Farmers markets are a great place to pick up local meat and produce, as well as being able to put a face to the name of the people who are growing your food.
However, if you have ever been able to take the time to talk to a farmer in their natural environment—such as in the fields they carefully tend their vegetables or the open pastures while we watch the chickens or lambs nibble on the fresh grass—you will find incredible nuggets of knowledge and bits of gossip on the resident wildlife, too!
Here is a collection from this season:
The first growth of summer squash will always be a deeper yellow than the second or third cut.

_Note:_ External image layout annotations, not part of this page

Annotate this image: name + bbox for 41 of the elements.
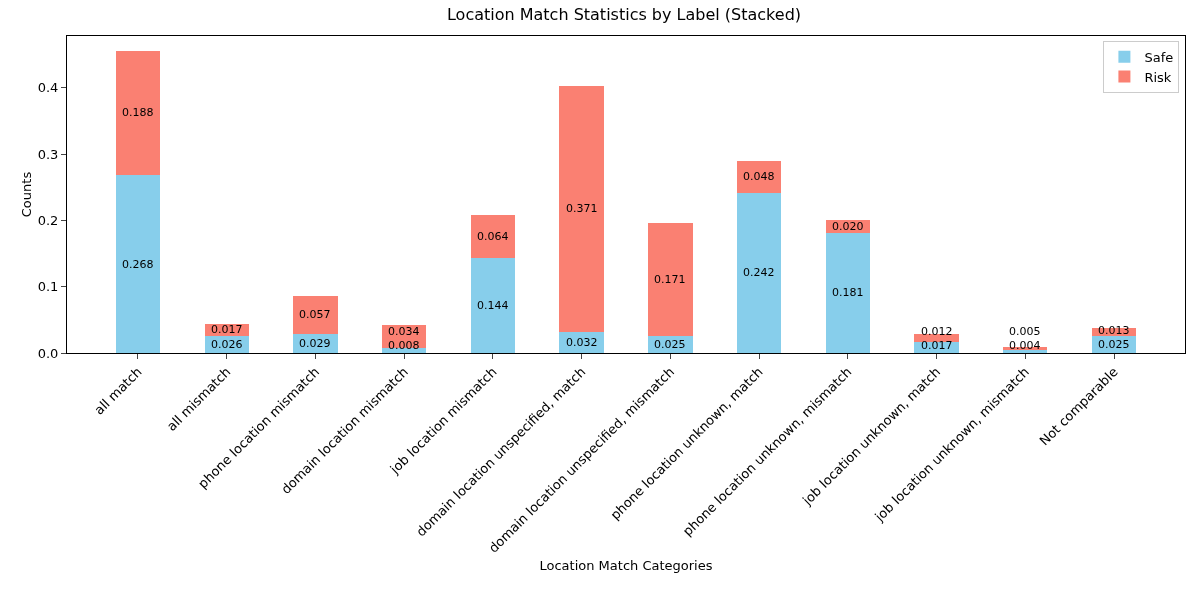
bar <box>293 295 338 334</box>
x-axis-title: Location Match Categories <box>539 557 713 573</box>
data-label: 0.017 <box>211 323 243 336</box>
chart-title: Location Match Statistics by Label (Stacked) <box>446 5 802 25</box>
legend-label: Safe <box>1144 49 1174 65</box>
data-label: 0.057 <box>299 308 331 321</box>
data-label: 0.034 <box>388 325 420 338</box>
data-label: 0.032 <box>566 336 598 349</box>
y-tick-label: 0.3 <box>37 146 59 162</box>
bar <box>470 257 516 353</box>
y-tick-label: 0.0 <box>37 345 59 361</box>
data-label: 0.242 <box>743 266 775 279</box>
bar <box>115 175 161 353</box>
data-label: 0.371 <box>566 202 598 215</box>
data-label: 0.020 <box>832 220 864 233</box>
y-axis-title: Counts <box>19 171 34 218</box>
data-label: 0.005 <box>1009 325 1041 338</box>
data-label: 0.025 <box>1098 338 1130 351</box>
data-label: 0.008 <box>388 339 420 352</box>
legend-label: Risk <box>1144 69 1172 85</box>
y-tick-label: 0.2 <box>37 212 59 228</box>
y-tick-label: 0.4 <box>37 80 59 96</box>
data-label: 0.025 <box>654 338 686 351</box>
data-label: 0.181 <box>832 286 864 299</box>
data-label: 0.188 <box>122 106 154 119</box>
y-tick-label: 0.1 <box>37 279 59 295</box>
bar <box>736 192 782 353</box>
data-label: 0.048 <box>743 170 775 183</box>
data-label: 0.171 <box>654 273 686 286</box>
data-label: 0.029 <box>299 337 331 350</box>
data-label: 0.268 <box>122 258 154 271</box>
bar <box>115 50 161 176</box>
data-label: 0.017 <box>921 339 953 352</box>
bar <box>825 232 871 353</box>
data-label: 0.144 <box>477 299 509 312</box>
data-label: 0.013 <box>1098 324 1130 337</box>
bar <box>559 85 604 332</box>
bar <box>470 215 516 258</box>
bar <box>648 223 693 337</box>
data-label: 0.026 <box>211 338 243 351</box>
data-label: 0.064 <box>477 230 509 243</box>
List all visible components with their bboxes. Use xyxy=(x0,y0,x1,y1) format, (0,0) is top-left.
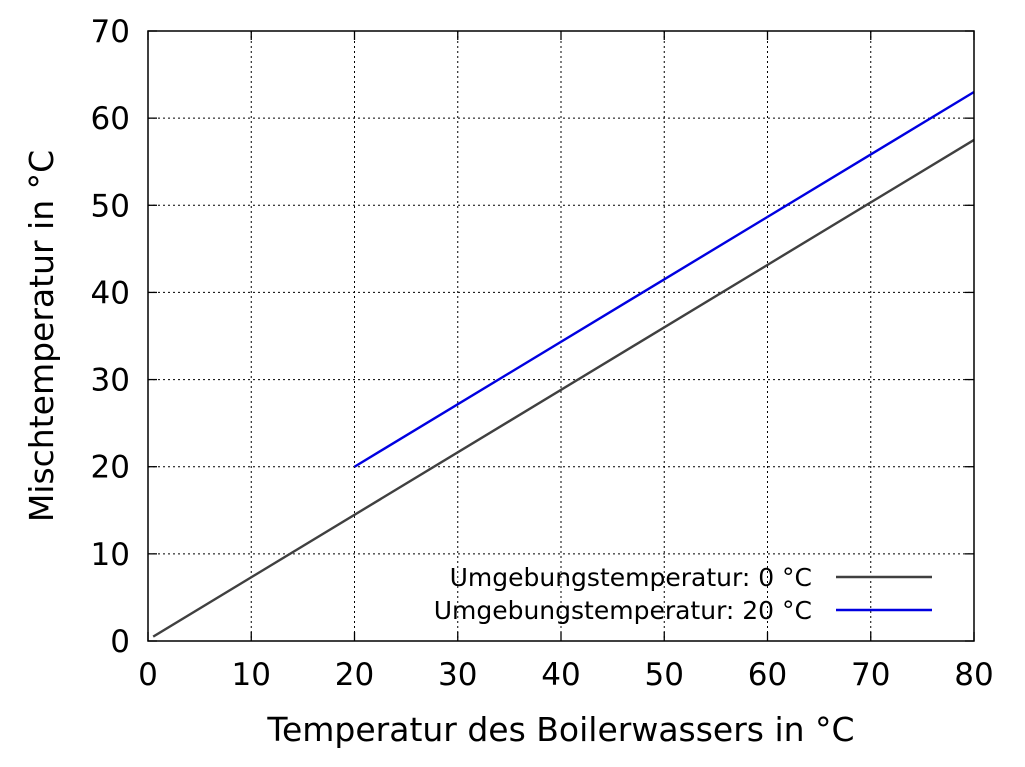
tick-labels: 0 10 20 30 40 50 60 70 80 0 10 20 30 40 50 60 70 xyxy=(91,14,994,693)
legend: Umgebungstemperatur: 0 °C Umgebungstemper… xyxy=(434,563,932,625)
series-line-1 xyxy=(353,90,975,468)
x-tick-label: 80 xyxy=(954,657,993,693)
series-line-0 xyxy=(152,138,975,638)
legend-label-0: Umgebungstemperatur: 0 °C xyxy=(450,563,812,592)
x-tick-label: 20 xyxy=(335,657,374,693)
grid xyxy=(148,31,974,641)
y-tick-label: 60 xyxy=(91,101,130,137)
x-axis-label: Temperatur des Boilerwassers in °C xyxy=(266,710,854,749)
y-tick-label: 40 xyxy=(91,275,130,311)
x-tick-label: 30 xyxy=(438,657,477,693)
y-axis-label: Mischtemperatur in °C xyxy=(22,150,61,522)
legend-label-1: Umgebungstemperatur: 20 °C xyxy=(434,596,812,625)
y-tick-label: 30 xyxy=(91,363,130,399)
x-tick-label: 70 xyxy=(851,657,890,693)
y-tick-label: 10 xyxy=(91,537,130,573)
y-tick-label: 50 xyxy=(91,188,130,224)
y-tick-label: 20 xyxy=(91,450,130,486)
x-tick-label: 50 xyxy=(645,657,684,693)
data-series xyxy=(152,90,975,638)
y-tick-label: 70 xyxy=(91,14,130,50)
x-tick-label: 40 xyxy=(541,657,580,693)
plot-frame xyxy=(147,30,975,642)
x-tick-label: 60 xyxy=(748,657,787,693)
y-tick-label: 0 xyxy=(110,624,130,660)
x-tick-label: 0 xyxy=(138,657,158,693)
x-tick-label: 10 xyxy=(232,657,271,693)
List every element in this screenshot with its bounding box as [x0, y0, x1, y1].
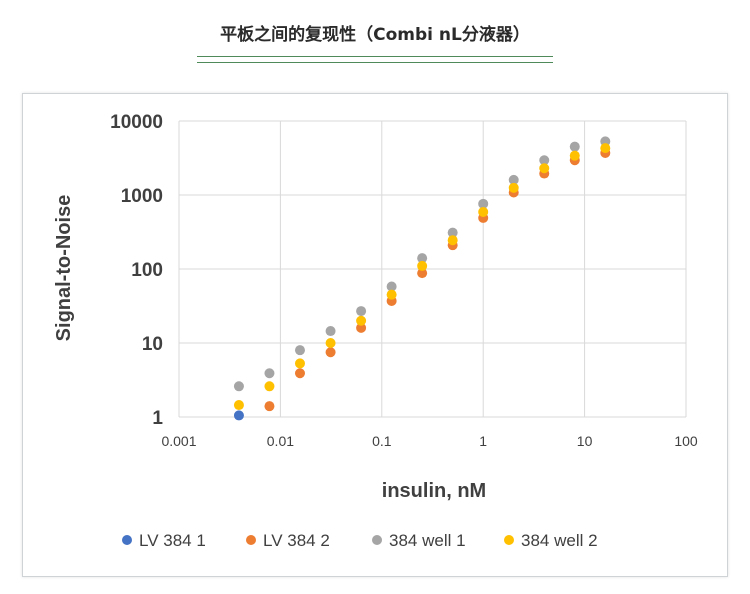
title-underline-top	[197, 56, 553, 57]
data-point-lv-384-2	[325, 347, 336, 358]
data-point-384-well-1	[264, 368, 275, 379]
legend-label: 384 well 2	[521, 531, 598, 550]
legend-marker	[504, 535, 514, 545]
data-point-384-well-1	[386, 281, 397, 292]
tick-labels: 0.001 0.01 0.1 1 10 100 1 10 100 1000 10000	[110, 112, 698, 449]
data-point-lv-384-2	[417, 268, 428, 279]
data-point-384-well-1	[478, 198, 489, 209]
legend-label: LV 384 1	[139, 531, 206, 550]
y-tick-label: 1	[152, 408, 163, 429]
legend-marker	[372, 535, 382, 545]
title-underline-bottom	[197, 62, 553, 63]
x-tick-label: 0.001	[161, 433, 196, 449]
data-point-384-well-1	[294, 345, 305, 356]
data-point-384-well-2	[294, 358, 305, 369]
data-point-384-well-2	[233, 400, 244, 411]
data-point-lv-384-2	[264, 401, 275, 412]
y-tick-label: 10	[142, 334, 163, 355]
x-tick-label: 0.01	[267, 433, 294, 449]
y-tick-label: 1000	[121, 186, 163, 207]
data-point-384-well-1	[447, 227, 458, 238]
chart-frame: 0.001 0.01 0.1 1 10 100 1 10 100 1000 10000 insuli…	[22, 93, 728, 577]
data-point-384-well-2	[569, 150, 580, 161]
page-title: 平板之间的复现性（Combi nL分液器）	[220, 25, 530, 45]
data-point-384-well-2	[325, 338, 336, 348]
data-point-lv-384-2	[294, 368, 305, 379]
y-tick-label: 10000	[110, 112, 163, 133]
x-tick-label: 1	[479, 433, 487, 449]
data-point-384-well-1	[569, 141, 580, 152]
data-point-384-well-1	[356, 306, 367, 317]
data-point-lv-384-1	[233, 410, 244, 421]
data-point-384-well-1	[539, 155, 550, 166]
data-point-384-well-2	[600, 143, 611, 154]
data-point-384-well-1	[417, 253, 428, 264]
data-point-384-well-2	[386, 289, 397, 300]
data-point-384-well-2	[478, 206, 489, 217]
grid	[178, 120, 687, 418]
data-points	[233, 136, 611, 421]
x-tick-label: 0.1	[372, 433, 392, 449]
data-point-384-well-1	[508, 174, 519, 185]
data-point-384-well-2	[356, 315, 367, 326]
data-point-384-well-2	[264, 381, 275, 392]
data-point-lv-384-2	[356, 322, 367, 333]
data-point-384-well-2	[447, 235, 458, 246]
data-point-384-well-2	[539, 163, 550, 174]
data-point-384-well-1	[233, 381, 244, 392]
x-tick-label: 100	[674, 433, 698, 449]
y-tick-label: 100	[131, 260, 163, 281]
legend-label: 384 well 1	[389, 531, 466, 550]
legend-label: LV 384 2	[263, 531, 330, 550]
x-tick-label: 10	[577, 433, 593, 449]
x-axis-title: insulin, nM	[382, 480, 486, 502]
data-point-384-well-2	[508, 182, 519, 193]
data-point-384-well-1	[325, 326, 336, 337]
legend-marker	[246, 535, 256, 545]
data-point-384-well-2	[417, 260, 428, 271]
legend: LV 384 1 LV 384 2 384 well 1 384 well 2	[122, 531, 598, 550]
legend-marker	[122, 535, 132, 545]
y-axis-title: Signal-to-Noise	[53, 195, 75, 342]
scatter-chart: 0.001 0.01 0.1 1 10 100 1 10 100 1000 10000 insuli…	[53, 112, 698, 550]
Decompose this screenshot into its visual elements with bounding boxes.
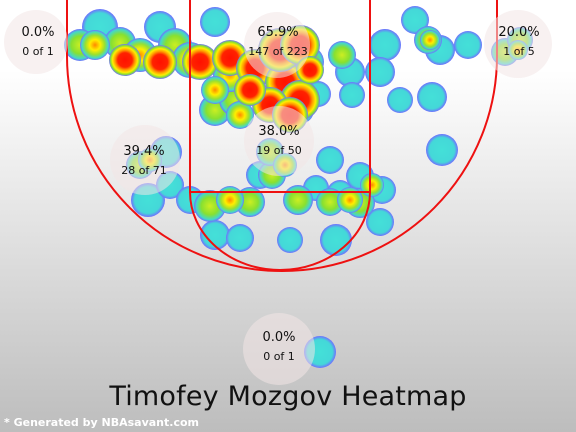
- heat-blob: [109, 44, 141, 76]
- chart-title: Timofey Mozgov Heatmap: [109, 381, 467, 412]
- credit-text: * Generated by NBAsavant.com: [4, 416, 199, 429]
- heat-blob: [200, 220, 230, 250]
- free-throw-circle: [189, 191, 371, 271]
- zone-bubble: [4, 10, 68, 74]
- heat-blob: [80, 30, 110, 60]
- heat-blob: [337, 187, 363, 213]
- heat-blob: [366, 208, 394, 236]
- heat-blob: [143, 45, 177, 79]
- heat-blob: [316, 188, 344, 216]
- heat-blob: [454, 31, 482, 59]
- heat-blob: [283, 185, 313, 215]
- heat-blob: [328, 41, 356, 69]
- heat-blob: [216, 186, 244, 214]
- zone-bubble: [243, 313, 315, 385]
- zone-bubble: [484, 10, 552, 78]
- heat-blob: [316, 146, 344, 174]
- heat-blob: [339, 82, 365, 108]
- heat-blob: [426, 134, 458, 166]
- heat-blob: [401, 6, 429, 34]
- zone-bubbles: [4, 10, 552, 385]
- paint-lane: [189, 0, 371, 193]
- heat-blob: [277, 227, 303, 253]
- three-point-arc: [66, 55, 498, 272]
- heat-blob: [234, 74, 266, 106]
- heat-blob: [417, 82, 447, 112]
- zone-bubble: [244, 12, 310, 78]
- heat-blob: [226, 101, 254, 129]
- zone-bubble: [244, 106, 314, 176]
- heat-blob: [387, 87, 413, 113]
- heat-blob: [226, 224, 254, 252]
- zone-bubble: [110, 125, 180, 195]
- heat-blob: [365, 57, 395, 87]
- heat-blob: [420, 30, 440, 50]
- heat-blob: [320, 224, 352, 256]
- heat-blob: [360, 173, 384, 197]
- heat-blob: [201, 76, 229, 104]
- heat-blob: [200, 7, 230, 37]
- heat-blob: [369, 29, 401, 61]
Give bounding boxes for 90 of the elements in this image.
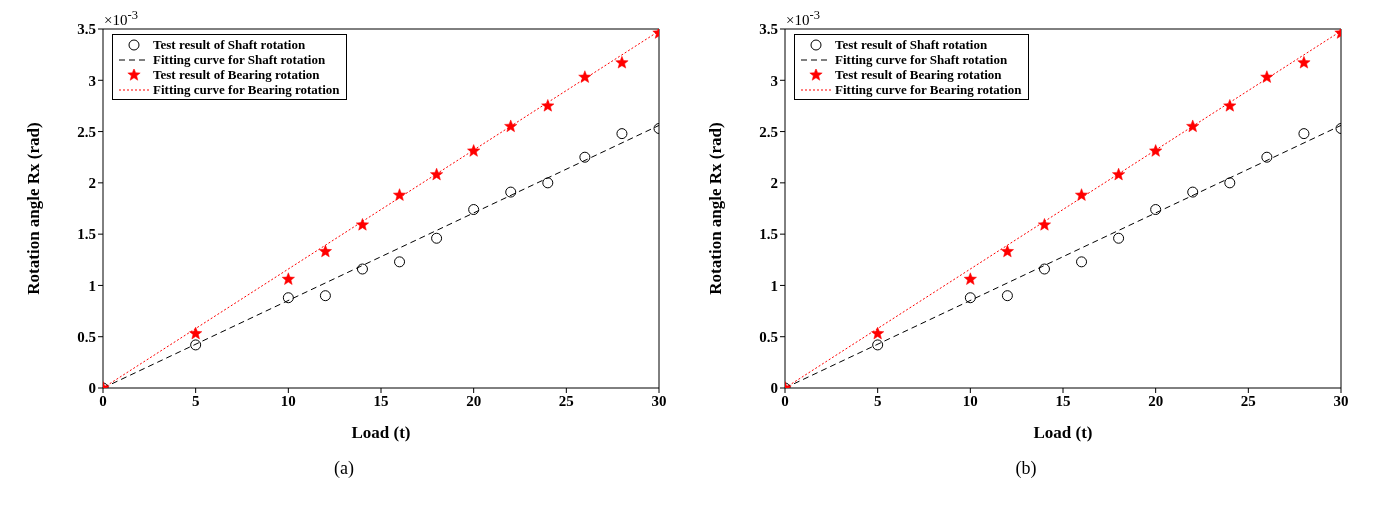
y-tick-label: 1.5	[759, 226, 778, 243]
y-tick-label: 0	[88, 380, 96, 397]
y-tick-label: 2.5	[759, 123, 778, 140]
point	[505, 186, 517, 198]
x-tick-label: 30	[651, 392, 667, 409]
y-axis-title: Rotation angle Rx (rad)	[24, 122, 44, 295]
point	[394, 256, 406, 268]
x-tick-label: 10	[280, 392, 296, 409]
y-tick-label: 2	[770, 175, 778, 192]
point	[504, 119, 518, 132]
point	[872, 339, 884, 351]
legend-label: Test result of Bearing rotation	[153, 67, 320, 82]
point	[1261, 151, 1273, 163]
point	[1075, 188, 1088, 201]
point	[1112, 167, 1126, 181]
point	[281, 272, 295, 285]
x-tick-label: 25	[1240, 392, 1256, 409]
x-tick-label: 5	[873, 392, 882, 409]
y-tick-label: 2	[88, 175, 96, 192]
point	[1223, 99, 1237, 112]
x-tick-label: 10	[962, 392, 978, 409]
point	[1186, 119, 1200, 132]
point	[431, 232, 443, 244]
point	[541, 99, 555, 112]
y-tick-label: 3	[88, 72, 96, 89]
y-tick-label: 2.5	[77, 123, 96, 140]
point	[468, 204, 480, 216]
point	[356, 218, 369, 231]
point	[467, 144, 481, 157]
point	[393, 188, 406, 201]
text: (a)	[333, 458, 355, 479]
text: ×10$^{-3}$	[104, 8, 138, 29]
legend-label: Fitting curve for Bearing rotation	[835, 82, 1022, 97]
y-tick-label: 0.5	[77, 329, 96, 346]
y-tick-label: 1.5	[77, 226, 96, 243]
point	[282, 292, 294, 304]
x-tick-label: 0	[99, 392, 107, 409]
point	[616, 128, 628, 140]
point	[1001, 290, 1013, 302]
text: ×10$^{-3}$	[786, 8, 820, 29]
legend-label: Fitting curve for Shaft rotation	[153, 52, 326, 67]
point	[1187, 186, 1199, 198]
point	[190, 339, 202, 351]
legend-label: Test result of Shaft rotation	[835, 37, 988, 52]
point	[1000, 244, 1014, 258]
y-tick-label: 1	[770, 277, 778, 294]
legend-label: Fitting curve for Shaft rotation	[835, 52, 1008, 67]
point	[1149, 144, 1163, 157]
point	[356, 263, 368, 275]
y-tick-label: 1	[88, 277, 96, 294]
point	[578, 70, 592, 83]
x-axis-title: Load (t)	[351, 423, 411, 442]
point	[579, 151, 591, 163]
point	[1224, 177, 1236, 189]
point	[1038, 218, 1051, 231]
point	[1150, 204, 1162, 216]
text: (b)	[1014, 458, 1038, 479]
point	[1038, 263, 1050, 275]
point	[1260, 70, 1274, 83]
point	[1113, 232, 1125, 244]
point	[871, 326, 885, 340]
x-tick-label: 15	[1055, 392, 1071, 409]
point	[430, 167, 444, 181]
legend-label: Fitting curve for Bearing rotation	[153, 82, 340, 97]
x-tick-label: 15	[373, 392, 389, 409]
point	[318, 244, 332, 258]
point	[964, 292, 976, 304]
point	[1297, 56, 1311, 69]
y-tick-label: 3.5	[77, 21, 96, 38]
x-tick-label: 5	[191, 392, 200, 409]
x-axis-title: Load (t)	[1033, 423, 1093, 442]
x-tick-label: 25	[558, 392, 574, 409]
point	[542, 177, 554, 189]
y-tick-label: 3	[770, 72, 778, 89]
x-tick-label: 0	[781, 392, 789, 409]
point	[963, 272, 977, 285]
x-tick-label: 30	[1333, 392, 1349, 409]
point	[319, 290, 331, 302]
legend-label: Test result of Bearing rotation	[835, 67, 1002, 82]
point	[189, 326, 203, 340]
x-tick-label: 20	[466, 392, 482, 409]
y-tick-label: 0	[770, 380, 778, 397]
point	[615, 56, 629, 69]
point	[1076, 256, 1088, 268]
y-tick-label: 3.5	[759, 21, 778, 38]
y-tick-label: 0.5	[759, 329, 778, 346]
point	[1298, 128, 1310, 140]
x-tick-label: 20	[1148, 392, 1164, 409]
y-axis-title: Rotation angle Rx (rad)	[706, 122, 726, 295]
legend-label: Test result of Shaft rotation	[153, 37, 306, 52]
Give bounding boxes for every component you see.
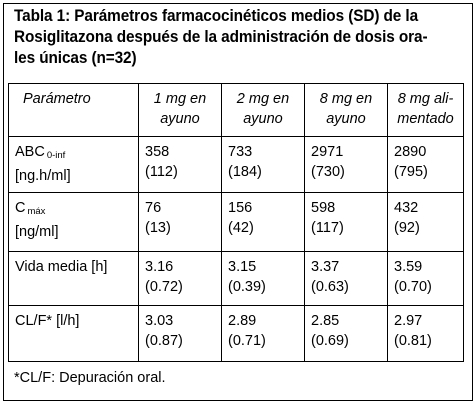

You can tell if it is a dry spring or summer if you see fine sand/silt collected in the creases of the leaves of kale or Swiss chard. This is from the wind blowing the dry dirt around then settling on leaves. The morning dew collects and the silty sand settles in the creases of the leaves.
The best strawberry pies are made with 75% sweet berries and 25% tart. This ratio will balance the strawberries for maximum flavor.
If you are thinking about planting garlic, select a hard neck variety like the “music” variety. You will be able to get garlic scapes in the spring, hard garlic bulbs in the summer and be able to divide and replant whatever you don’t use/need in the fall and start the cycle again!
Did you know animals have a 6th sense when the produce is at its peak? I am not sure if this is actually verified by science, but it definitely feels that way when produce orders disappear overnight.
Rabbits love currants as much as we do! I am in love with fresh currants and came across a farmer who had a massive wild patch. So, excited, I ordered 25 lbs of fresh currants. The night before, the resident wild rabbit population ate all but a handful.
Flea beetles have moved onto Lebanon and Woodstock, Connecticut, enjoying early potatoes and mid-summer radishes.
A flock of birds “moved in for two days” and literally ate the ENTIRE first pick of corn.
Soil pack and content determine when grass gets hayed. Grass grown in packed clay soil should be hayed first because the soil has more moisture and it needs more time to dry. Whereas grass grown in sandy soil can be harvested weeks later if the weather cooperates.
You know when the rain is coming if the leaves on the trees start to flip over.